The menace of scammers on Twitter
Lots of other businesses have been taken over by these scammers for fraudulent purposes. Some include a record label and a book publisher. The mode of operation is hijacking verified accounts with thousands of followers and then changing the profile picture and name to impersonate Musk. They use other verified accounts to claim they have received the crypto. They then ask users to send some bitcoins to a particular address to be eligible.
A spokeswoman for Capgemini, one of the hijacked accounts, said in a statement,
“We are aware that a number of Twitter accounts at various organizations have been impacted by this scam and the Capgemini Australia account was among them. It’s in the process of being restored, and no Capgemini client operations have been adversely impacted,”
Also, it appears that these scammers are buying ads through Twitter to promote tweets to other users.
James P. Lloyd tweeted about the Capgemini hack and said it was being used to promote tweets representing Elon Musk.
Other Twitter users expressed shock that the social network allowed such tweets to continue. Katie Collins tweeted,
“One of those promoted fake Elon Musk bitcoin tweets from a verified account just appeared on my timeline. Hey @jack, are you anywhere close to cracking this scam?”
Several Twitter users have been duped by such scams. Recently, @PantheonBooks, one hacked account scammed users of about $180,000 worth of BTC.
In a statement, the spokesperson for Twitter said that impersonation of other users is against the rules of the social network.
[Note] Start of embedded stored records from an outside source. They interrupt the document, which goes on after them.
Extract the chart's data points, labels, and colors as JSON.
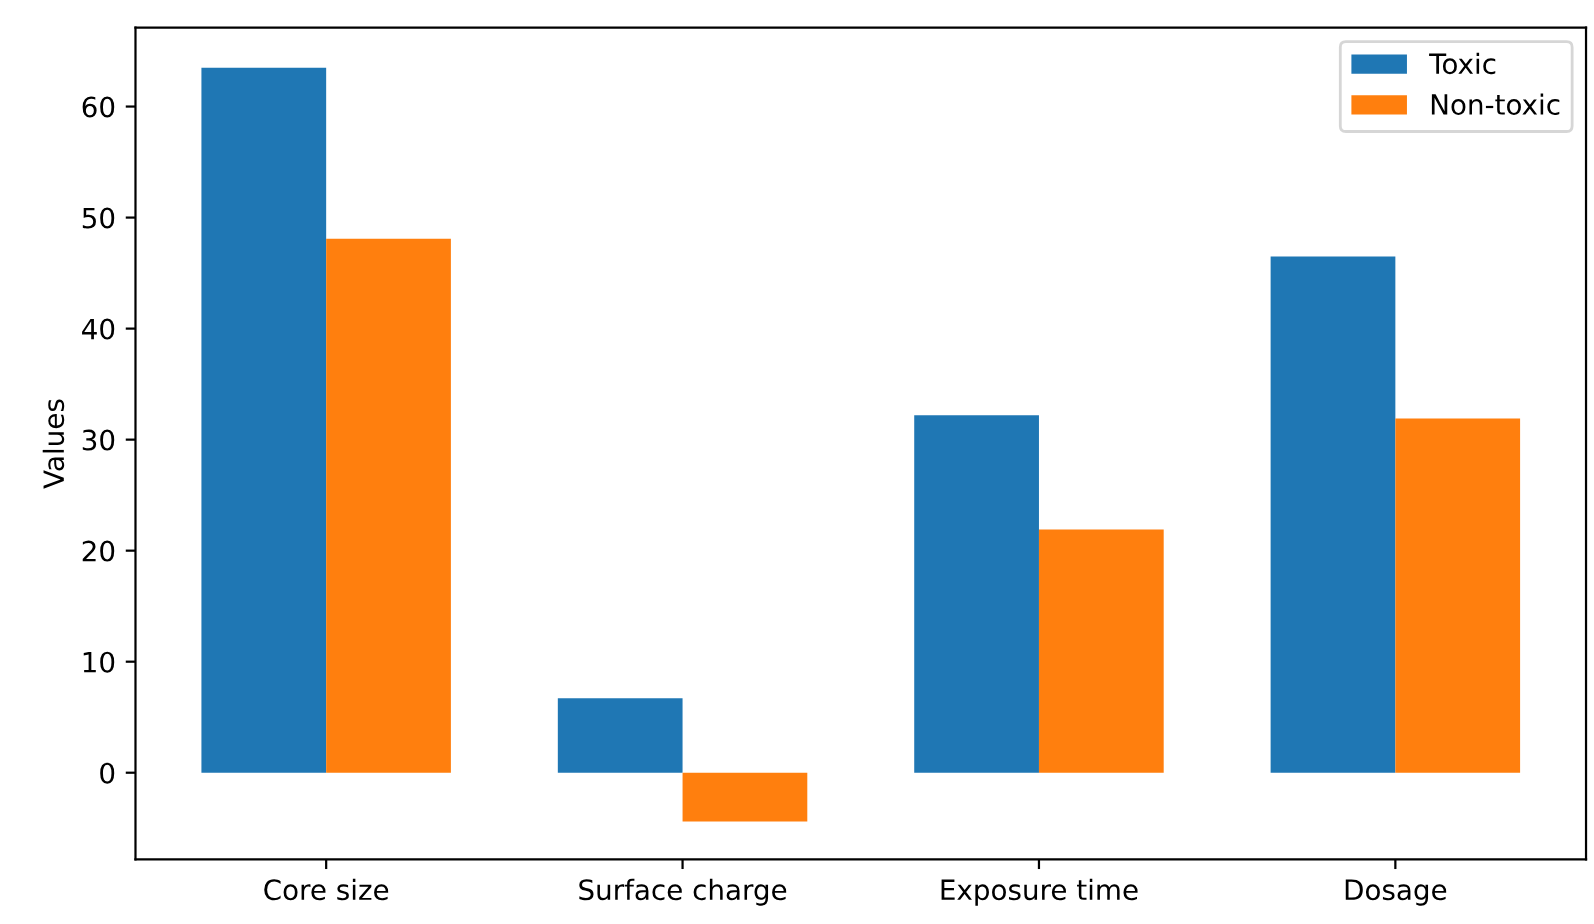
{
  "chart_data": {
    "type": "bar",
    "ylabel": "Values",
    "categories": [
      "Core size",
      "Surface charge",
      "Exposure time",
      "Dosage"
    ],
    "series": [
      {
        "name": "Toxic",
        "color": "#1f77b4",
        "values": [
          63.5,
          6.7,
          32.2,
          46.5
        ]
      },
      {
        "name": "Non-toxic",
        "color": "#ff7f0e",
        "values": [
          48.1,
          -4.4,
          21.9,
          31.9
        ]
      }
    ],
    "ylim": [
      -7.8,
      67.1
    ],
    "yticks": [
      0,
      10,
      20,
      30,
      40,
      50,
      60
    ],
    "grid": false,
    "legend": "top right"
  }
}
Also, the social media site has been improving how it handles such cryptocurrency scams.
Twitter believes that the number of fake giveaways and tweets have reduced drastically. In a statement, the spokesperson said,
“Scammers are constantly changing their methods, and it’s our job to stay on top of their movements, observe their actions and work to stay one step ahead. In most cases, our enforcement teams are detecting this activity and taking these down before they’re reported,”
Protect your account from scammers
Users on Twitter can secure their accounts by adding an extra layer of security. The company recommended that users secure their accounts with a two-factor authentication. Also, users can avoid taking part in such unverified scams. It is safer to do some research before taking part in any crypto giveaway.